Glass-like universe: Real-space correlation properties of standard cosmological models

Abstract

After reviewing the basic relevant properties of stationary stochastic processes (SSP), defining basic terms and quantities, we discuss the properties of the so-called Harrison-Zeldovich like spectra. These correlations, usually characterized exclusively in k space [i.e., in terms of power spectra $P\left(k\right)\mathrm{}],$ are a fundamental feature of all current standard cosmological models. Examining them in real space we note their characteristics to be a negative power law tail $\xi \mathrm{}\left(r\right)\mathrm{}\sim -r^{-4},$ and a sub-Poissonian normalized variance in spheres ${\sigma }^2\mathrm{}\left(R\right)\mathrm{}\sim R^{-4}\ln R.\mathrm{}$ We note in particular that this latter behavior is at the limit of the most rapid decay $\left(\sim R^{-4}\right)$ of this quantity possible for any stochastic distribution (continuous or discrete).

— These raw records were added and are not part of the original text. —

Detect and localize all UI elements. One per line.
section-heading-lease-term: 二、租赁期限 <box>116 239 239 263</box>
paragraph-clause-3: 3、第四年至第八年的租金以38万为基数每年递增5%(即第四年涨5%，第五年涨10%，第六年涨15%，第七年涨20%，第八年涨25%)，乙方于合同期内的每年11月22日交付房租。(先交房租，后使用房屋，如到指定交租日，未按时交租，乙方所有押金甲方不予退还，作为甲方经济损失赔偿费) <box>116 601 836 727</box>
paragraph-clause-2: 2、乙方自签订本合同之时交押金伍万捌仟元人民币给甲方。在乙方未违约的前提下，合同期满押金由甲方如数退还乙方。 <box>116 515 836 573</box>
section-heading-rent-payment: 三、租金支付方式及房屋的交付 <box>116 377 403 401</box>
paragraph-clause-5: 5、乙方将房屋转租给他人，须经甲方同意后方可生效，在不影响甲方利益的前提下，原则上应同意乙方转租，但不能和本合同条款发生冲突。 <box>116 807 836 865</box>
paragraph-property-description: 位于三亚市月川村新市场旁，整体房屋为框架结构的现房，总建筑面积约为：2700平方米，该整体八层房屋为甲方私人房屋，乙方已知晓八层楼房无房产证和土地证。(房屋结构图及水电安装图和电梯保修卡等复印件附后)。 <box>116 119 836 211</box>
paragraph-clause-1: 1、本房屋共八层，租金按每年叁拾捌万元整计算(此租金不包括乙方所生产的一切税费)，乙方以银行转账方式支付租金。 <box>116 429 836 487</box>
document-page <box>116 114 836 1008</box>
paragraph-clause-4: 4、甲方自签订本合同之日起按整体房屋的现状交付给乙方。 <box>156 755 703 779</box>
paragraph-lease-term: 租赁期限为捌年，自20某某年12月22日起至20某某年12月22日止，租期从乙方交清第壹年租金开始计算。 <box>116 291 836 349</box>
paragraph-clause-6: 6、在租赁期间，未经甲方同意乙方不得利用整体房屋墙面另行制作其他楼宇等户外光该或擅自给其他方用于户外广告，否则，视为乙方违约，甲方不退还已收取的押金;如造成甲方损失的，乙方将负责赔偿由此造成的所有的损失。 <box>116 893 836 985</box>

This very particular characteristic is usually obscured in cosmology by the use of Gaussian spheres. In a simple classification of all SSP into three categories, we highlight with the name “superhomogeneous” the properties of the class to which models such as this, with $P\left(0\right)=0,$ belong. In statistical physics language they are well described as glass-like. They have neither “scale-invariant” features, in the sense of critical phenomena, nor fractal properties. We illustrate their properties with some simple examples, in particular that of a “shuffled” lattice.